Progressivement, il apparaît souhaitable aux autorités de régler une fois pour toutes sur le plan institutionnel l'intervention de l'État fédéral et des Régions dans les matières relevant des directives susmentionnées. Elles disposent à cette fin d’un nouvel outil juridique introduit par la Loi spéciale de réformes institutionnelles du 8 août 1980 (Loi spéciale du 8 août 1980 de réformes institutionnelles, Moniteur belge, 15.08.1980, p. 9434). L’article 92 bis de cette Loi donne en effet la possibilité à l’État, aux Communautés et aux Régions de conclure des accords de coopération portant notamment sur la création et la gestion conjointes de services et institutions communs, sur l’exercice conjoint de compétences propres, ou sur le développement d’initiatives en commun.

En 1993, les négociateurs s’accordent sur la nécessité d'établir un seul accord de coopération englobant toutes les matières relevant de la biosécurité, c.-à-d. la sécurité pour la santé humaine et pour l'environnement liée à la dissémination volontaire des OGM dans l'environnement mais aussi à l'utilisation confinée d'organismes génétiquement modifiés et d'organismes pathogènes pour l'homme.
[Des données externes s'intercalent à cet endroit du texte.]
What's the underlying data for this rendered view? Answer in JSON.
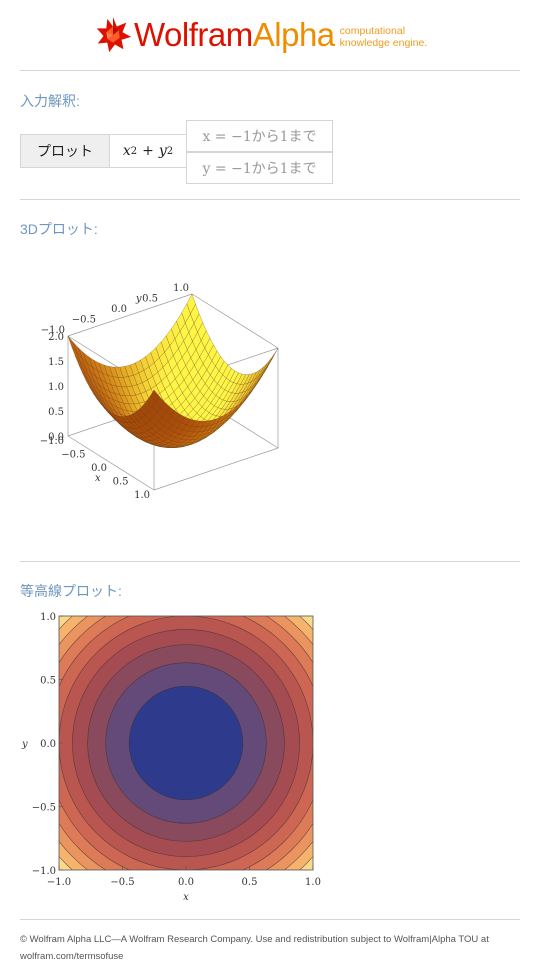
{
  "header": {
    "logo_wolfram": "Wolfram",
    "logo_alpha": "Alpha",
    "tagline_line1": "computational",
    "tagline_line2": "knowledge engine."
  },
  "input_section": {
    "title": "入力解釈:",
    "plot_label": "プロット",
    "expr_x": "x",
    "expr_plus": "+",
    "expr_y": "y",
    "expr_exp": "2",
    "range_x": "x = −1から1まで",
    "range_y": "y = −1から1まで"
  },
  "plot3d_section": {
    "title": "3Dプロット:",
    "ticks_x": [
      "−1.0",
      "−0.5",
      "0.0",
      "0.5",
      "1.0"
    ],
    "ticks_y": [
      "−1.0",
      "−0.5",
      "0.0",
      "0.5",
      "1.0"
    ],
    "ticks_z": [
      "0.0",
      "0.5",
      "1.0",
      "1.5",
      "2.0"
    ],
    "axis_x": "x",
    "axis_y": "y"
  },
  "contour_section": {
    "title": "等高線プロット:",
    "ticks_x": [
      "−1.0",
      "−0.5",
      "0.0",
      "0.5",
      "1.0"
    ],
    "ticks_y": [
      "1.0",
      "0.5",
      "0.0",
      "−0.5",
      "−1.0"
    ],
    "axis_x": "x",
    "axis_y": "y"
  },
  "footer": {
    "line1": "© Wolfram Alpha LLC—A Wolfram Research Company. Use and redistribution subject to Wolfram|Alpha TOU at",
    "line2": "wolfram.com/termsofuse"
  },
  "colors": {
    "section_title": "#6d97bf",
    "logo_red": "#dd1100",
    "logo_orange": "#f08c00",
    "contour_center": "#2e3a8c"
  },
  "chart_data": [
    {
      "type": "surface",
      "function": "x^2 + y^2",
      "xlim": [
        -1,
        1
      ],
      "ylim": [
        -1,
        1
      ],
      "zlim": [
        0,
        2
      ]
    },
    {
      "type": "contour",
      "function": "x^2 + y^2",
      "xlim": [
        -1,
        1
      ],
      "ylim": [
        -1,
        1
      ],
      "levels": [
        0.2,
        0.4,
        0.6,
        0.8,
        1.0,
        1.2,
        1.4,
        1.6,
        1.8
      ]
    }
  ]
}
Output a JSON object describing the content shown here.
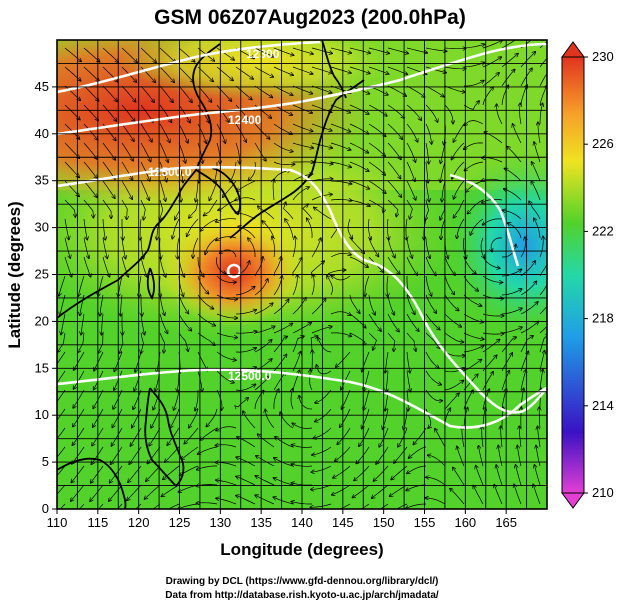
{
  "title": "GSM 06Z07Aug2023 (200.0hPa)",
  "map": {
    "lon_range": [
      110,
      170
    ],
    "lat_range": [
      0,
      50
    ],
    "xlabel": "Longitude (degrees)",
    "ylabel": "Latitude  (degrees)",
    "x_ticks": [
      "110",
      "115",
      "120",
      "125",
      "130",
      "135",
      "140",
      "145",
      "150",
      "155",
      "160",
      "165"
    ],
    "y_ticks": [
      "0",
      "5",
      "10",
      "15",
      "20",
      "25",
      "30",
      "35",
      "40",
      "45"
    ],
    "grid": true
  },
  "colorbar": {
    "range": [
      210,
      230
    ],
    "ticks": [
      "210",
      "214",
      "218",
      "222",
      "226",
      "230"
    ],
    "colors": [
      "#e23fd3",
      "#3a12c4",
      "#1f9fe6",
      "#24d8a7",
      "#52d22a",
      "#efe321",
      "#f6a02a",
      "#e0341f"
    ]
  },
  "contours": [
    {
      "label": "12500.0",
      "lon": 134,
      "lat": 13.5
    },
    {
      "label": "12500.0",
      "lon": 124.5,
      "lat": 36.0
    },
    {
      "label": "12400",
      "lon": 126,
      "lat": 41.0
    },
    {
      "label": "12300",
      "lon": 131.5,
      "lat": 48.0
    }
  ],
  "features": {
    "typhoon_center": {
      "lon": 131,
      "lat": 26.5
    },
    "cyclonic_vortex": {
      "lon": 164.5,
      "lat": 28
    }
  },
  "credits": [
    "Drawing by DCL (https://www.gfd-dennou.org/library/dcl/)",
    "Data from http://database.rish.kyoto-u.ac.jp/arch/jmadata/"
  ]
}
Ils décident ainsi, à travers l'adoption de cet accord de coopération, de couvrir la transposition et la mise en œuvre harmonisées entre les différents niveaux de compétences des deux directives 90/219/CEE et 90/220/CEE, tenant compte aussi des dispositions de la directive 90/679/CEE. Ils choisissent aussi de mettre en place un système d'évaluation scientifique de la biosécurité commun à l'État fédéral et aux Régions, de manière à garantir un traitement objectif et harmonieux des dossiers de biosécurité vis-à-vis des notifiants, du public, de la Commission Européenne et des autres États membres.

Après une nouvelle période de négociations, un projet d’accord de coopération en matière de biosécurité est approuvé par les différentes autorités concernées le 16 mai 1995. Le texte de l’accord est modifié suite aux avis du Conseil d’État, notamment pour clarifier les missions respectives des instances constituant le système d'évaluation scientifique commun de la biosécurité.

Le 25 avril 1997, le texte final de l’accord de coopération entre l'État fédéral et les Régions relatif à la coordination administrative et scientifique en matière de biosécurité est adopté par toutes les parties.

L’accord de coopération en matière de biosécurité est le texte juridique central qui règle l’implémentation et la gestion de la biosécurité en Belgique. Bien qu’il n’ait été formellement adopté qu’en 1997, ses objectifs et ses principes généraux ont été définis dès les premières heures de négociation. C’est sur cette base que les autorités régionales et fédérales ont mené à bien, en parallèle des négociations sur l’accord de coopération, les discussions visant à l’implémentation en droit belge des directives 90/219/CEE et 90/220/CEE.